Photo of the burned exterior of the Lumber Yard Bar, Rat City Tattoo, and The Boxing Gym Westside in White Center.

Facing Arson and Vandalism, White Center Businesses Say King County Has ‘Forgotten’ Them

by Ben Adlin


After a string of suspected arson fires, break-ins, and vandalism in White Center over the past several months, small-business owners and community advocates are demanding action from county officials, who they say have chronically neglected the unincorporated part of King County.

At an online community action meeting on Friday, Oct. 8, merchants and organizers presented a petition to county officials, seeking more investment in victim relief, heightened security, and a more transparent relationship with the King County Sheriff’s Department, which patrols the area.

“We are being forgotten,” said Ana Castro, co-owner of the Salvadorean Bakery and Restaurant, which has been in White Center for more than 25 years. Castro said she’s spent more than $4,000 to replace the bakery’s large plate-glass windows after they were broken, and some staff are now afraid to come into work after dark.

“Something has to be done,” she said at the meeting. “We need more accountability from our representatives. We need them to come around here. We live it every single day.”

While small-business owners said they’ve experienced a sharp uptick in break-ins and other property crime in White Center for more than a year and a half, the situation escalated in July, when a massive fire near 16th Avenue Southwest and Southwest Roxbury Street destroyed six local businesses. Authorities believe it was set intentionally.

Another blaze broke out at a nearby 16th Avenue building in mid-September, starting at the Locker Room Tavern but also gutting nearby buildings. Yet another fire late last month caused damage a few blocks north, on Southwest Barton Street.

Huong Xua Deli, which Seattle Times food critic Tan Vinh said last year had “the best banh mi in Puget Sound,” was left with a gaping hole in its roof after firefighters tore in to protect the building from the fire at Locker Room Tavern.

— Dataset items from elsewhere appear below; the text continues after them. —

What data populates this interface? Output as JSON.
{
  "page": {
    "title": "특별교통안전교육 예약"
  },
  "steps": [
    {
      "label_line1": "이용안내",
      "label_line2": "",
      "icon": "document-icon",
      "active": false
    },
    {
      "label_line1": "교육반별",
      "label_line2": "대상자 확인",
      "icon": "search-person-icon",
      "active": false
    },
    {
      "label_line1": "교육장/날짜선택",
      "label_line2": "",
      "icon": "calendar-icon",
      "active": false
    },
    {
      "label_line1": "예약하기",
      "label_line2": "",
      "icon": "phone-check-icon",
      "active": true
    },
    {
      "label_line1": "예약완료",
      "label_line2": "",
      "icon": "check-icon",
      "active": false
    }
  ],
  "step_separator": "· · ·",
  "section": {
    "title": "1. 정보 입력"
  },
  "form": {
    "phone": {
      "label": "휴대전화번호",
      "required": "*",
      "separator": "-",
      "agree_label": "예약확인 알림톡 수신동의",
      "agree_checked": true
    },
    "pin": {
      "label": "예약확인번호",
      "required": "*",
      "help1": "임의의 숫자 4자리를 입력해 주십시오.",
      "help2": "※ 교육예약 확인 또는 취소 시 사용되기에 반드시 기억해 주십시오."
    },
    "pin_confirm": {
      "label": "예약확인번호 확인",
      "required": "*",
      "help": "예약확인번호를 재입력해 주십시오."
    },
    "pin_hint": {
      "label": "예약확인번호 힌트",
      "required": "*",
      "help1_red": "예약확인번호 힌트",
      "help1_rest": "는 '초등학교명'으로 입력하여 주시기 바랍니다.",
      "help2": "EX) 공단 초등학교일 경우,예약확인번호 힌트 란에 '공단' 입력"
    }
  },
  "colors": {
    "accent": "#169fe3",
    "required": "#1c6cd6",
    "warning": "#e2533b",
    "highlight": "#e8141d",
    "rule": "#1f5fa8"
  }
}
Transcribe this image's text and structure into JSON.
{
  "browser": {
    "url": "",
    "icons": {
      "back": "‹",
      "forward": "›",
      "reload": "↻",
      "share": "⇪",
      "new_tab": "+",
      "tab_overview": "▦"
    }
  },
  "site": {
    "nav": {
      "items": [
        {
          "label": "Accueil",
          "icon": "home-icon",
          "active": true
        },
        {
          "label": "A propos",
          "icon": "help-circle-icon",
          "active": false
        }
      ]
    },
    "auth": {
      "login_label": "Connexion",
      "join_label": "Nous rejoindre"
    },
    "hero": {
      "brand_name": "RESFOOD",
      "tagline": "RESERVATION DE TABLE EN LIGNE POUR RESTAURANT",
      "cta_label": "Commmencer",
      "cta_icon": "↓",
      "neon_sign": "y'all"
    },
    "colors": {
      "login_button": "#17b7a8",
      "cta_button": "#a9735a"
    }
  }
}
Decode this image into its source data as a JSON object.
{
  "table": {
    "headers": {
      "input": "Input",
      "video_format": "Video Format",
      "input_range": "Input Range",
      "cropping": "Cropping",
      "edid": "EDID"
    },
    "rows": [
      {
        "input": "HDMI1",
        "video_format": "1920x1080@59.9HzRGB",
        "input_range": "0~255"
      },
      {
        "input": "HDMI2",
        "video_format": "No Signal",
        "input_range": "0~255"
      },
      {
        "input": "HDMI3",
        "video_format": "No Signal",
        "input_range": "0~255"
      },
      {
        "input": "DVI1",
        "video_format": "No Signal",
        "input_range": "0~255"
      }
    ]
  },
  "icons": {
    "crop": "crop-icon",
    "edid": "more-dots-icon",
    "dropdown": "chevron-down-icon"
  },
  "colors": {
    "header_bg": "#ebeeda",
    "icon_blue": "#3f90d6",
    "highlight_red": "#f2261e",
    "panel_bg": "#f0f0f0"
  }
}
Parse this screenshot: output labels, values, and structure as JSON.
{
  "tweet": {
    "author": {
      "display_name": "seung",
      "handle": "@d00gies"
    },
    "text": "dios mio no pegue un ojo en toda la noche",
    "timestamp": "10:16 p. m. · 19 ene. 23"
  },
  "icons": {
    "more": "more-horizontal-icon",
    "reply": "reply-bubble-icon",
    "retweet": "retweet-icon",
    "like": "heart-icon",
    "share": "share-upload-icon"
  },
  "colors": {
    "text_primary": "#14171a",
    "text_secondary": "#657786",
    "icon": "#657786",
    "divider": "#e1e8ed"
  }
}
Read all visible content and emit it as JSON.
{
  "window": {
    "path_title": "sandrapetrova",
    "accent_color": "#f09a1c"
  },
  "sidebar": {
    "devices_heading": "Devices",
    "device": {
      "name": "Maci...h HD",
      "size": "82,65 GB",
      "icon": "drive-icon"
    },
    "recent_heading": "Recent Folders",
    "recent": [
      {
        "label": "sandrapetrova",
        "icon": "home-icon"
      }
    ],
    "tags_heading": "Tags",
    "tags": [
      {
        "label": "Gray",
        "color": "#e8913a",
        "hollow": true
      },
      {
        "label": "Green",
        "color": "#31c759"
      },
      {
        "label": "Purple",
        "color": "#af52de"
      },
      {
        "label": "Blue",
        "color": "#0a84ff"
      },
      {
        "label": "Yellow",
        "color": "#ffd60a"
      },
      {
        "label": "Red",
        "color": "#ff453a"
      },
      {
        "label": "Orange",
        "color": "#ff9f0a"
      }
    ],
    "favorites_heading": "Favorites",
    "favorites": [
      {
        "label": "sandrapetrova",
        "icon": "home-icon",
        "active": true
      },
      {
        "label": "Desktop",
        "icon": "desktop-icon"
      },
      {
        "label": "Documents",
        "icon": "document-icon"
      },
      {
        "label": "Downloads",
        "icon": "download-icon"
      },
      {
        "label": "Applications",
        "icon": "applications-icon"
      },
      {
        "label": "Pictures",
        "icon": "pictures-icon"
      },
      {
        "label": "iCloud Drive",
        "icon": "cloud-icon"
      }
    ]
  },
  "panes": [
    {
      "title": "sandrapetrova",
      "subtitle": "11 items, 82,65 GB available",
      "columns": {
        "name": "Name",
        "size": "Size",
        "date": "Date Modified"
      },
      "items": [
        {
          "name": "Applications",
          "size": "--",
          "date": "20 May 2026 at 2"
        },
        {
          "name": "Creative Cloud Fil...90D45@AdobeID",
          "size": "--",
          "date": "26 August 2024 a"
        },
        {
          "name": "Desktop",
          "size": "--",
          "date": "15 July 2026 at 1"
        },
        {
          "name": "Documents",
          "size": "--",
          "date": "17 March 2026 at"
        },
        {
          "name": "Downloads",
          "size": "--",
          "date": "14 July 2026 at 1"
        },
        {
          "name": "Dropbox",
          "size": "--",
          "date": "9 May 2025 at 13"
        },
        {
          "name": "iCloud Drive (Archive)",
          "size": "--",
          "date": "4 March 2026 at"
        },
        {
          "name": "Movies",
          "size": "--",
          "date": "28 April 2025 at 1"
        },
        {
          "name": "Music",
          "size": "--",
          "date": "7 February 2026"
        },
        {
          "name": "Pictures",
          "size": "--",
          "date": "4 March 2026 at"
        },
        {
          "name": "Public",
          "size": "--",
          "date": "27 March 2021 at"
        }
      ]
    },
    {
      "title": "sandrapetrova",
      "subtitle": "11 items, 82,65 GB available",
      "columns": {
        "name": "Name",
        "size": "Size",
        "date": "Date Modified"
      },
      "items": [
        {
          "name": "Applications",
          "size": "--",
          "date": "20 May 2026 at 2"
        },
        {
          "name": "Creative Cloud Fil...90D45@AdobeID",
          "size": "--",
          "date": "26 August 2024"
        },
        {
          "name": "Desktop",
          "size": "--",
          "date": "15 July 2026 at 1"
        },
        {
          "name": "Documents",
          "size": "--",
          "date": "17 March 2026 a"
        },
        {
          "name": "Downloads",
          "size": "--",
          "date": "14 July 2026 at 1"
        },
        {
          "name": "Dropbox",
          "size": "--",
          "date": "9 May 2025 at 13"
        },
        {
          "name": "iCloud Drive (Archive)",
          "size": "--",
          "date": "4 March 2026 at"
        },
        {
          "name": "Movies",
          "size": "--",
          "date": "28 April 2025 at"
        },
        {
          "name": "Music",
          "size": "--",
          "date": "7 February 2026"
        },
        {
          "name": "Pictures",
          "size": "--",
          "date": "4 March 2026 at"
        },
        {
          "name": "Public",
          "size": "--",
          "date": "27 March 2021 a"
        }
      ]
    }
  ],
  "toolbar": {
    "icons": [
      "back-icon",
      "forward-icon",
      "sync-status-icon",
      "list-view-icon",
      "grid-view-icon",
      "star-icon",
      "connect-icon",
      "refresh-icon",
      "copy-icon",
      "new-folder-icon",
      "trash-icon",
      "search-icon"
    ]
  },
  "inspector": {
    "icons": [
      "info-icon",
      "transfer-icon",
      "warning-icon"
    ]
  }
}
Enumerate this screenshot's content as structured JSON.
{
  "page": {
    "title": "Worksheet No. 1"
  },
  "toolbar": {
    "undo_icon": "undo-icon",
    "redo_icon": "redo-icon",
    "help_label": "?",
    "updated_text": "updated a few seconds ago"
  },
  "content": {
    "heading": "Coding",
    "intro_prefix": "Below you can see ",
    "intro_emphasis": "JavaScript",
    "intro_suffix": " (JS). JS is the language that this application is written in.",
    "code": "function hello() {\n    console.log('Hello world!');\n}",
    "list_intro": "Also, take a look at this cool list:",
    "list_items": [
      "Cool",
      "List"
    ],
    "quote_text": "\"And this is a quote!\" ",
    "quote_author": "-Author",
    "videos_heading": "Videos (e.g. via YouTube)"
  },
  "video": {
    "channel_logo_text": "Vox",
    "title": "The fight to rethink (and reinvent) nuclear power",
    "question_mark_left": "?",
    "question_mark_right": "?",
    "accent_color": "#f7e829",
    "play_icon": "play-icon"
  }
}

“We are devastated in every way,” said owner Kevin Bui. “My goal is to rebuild the deli, but the funds will not be enough to cover the cost of rebuilding.”

So far, merchants who spoke at Friday’s meeting said most of the support they’ve received has come from the local community in White Center. A number of online fundraisers have collected money for affected businesses, and a recent block party organized by small-business advocates raised nearly $20,000 in donations.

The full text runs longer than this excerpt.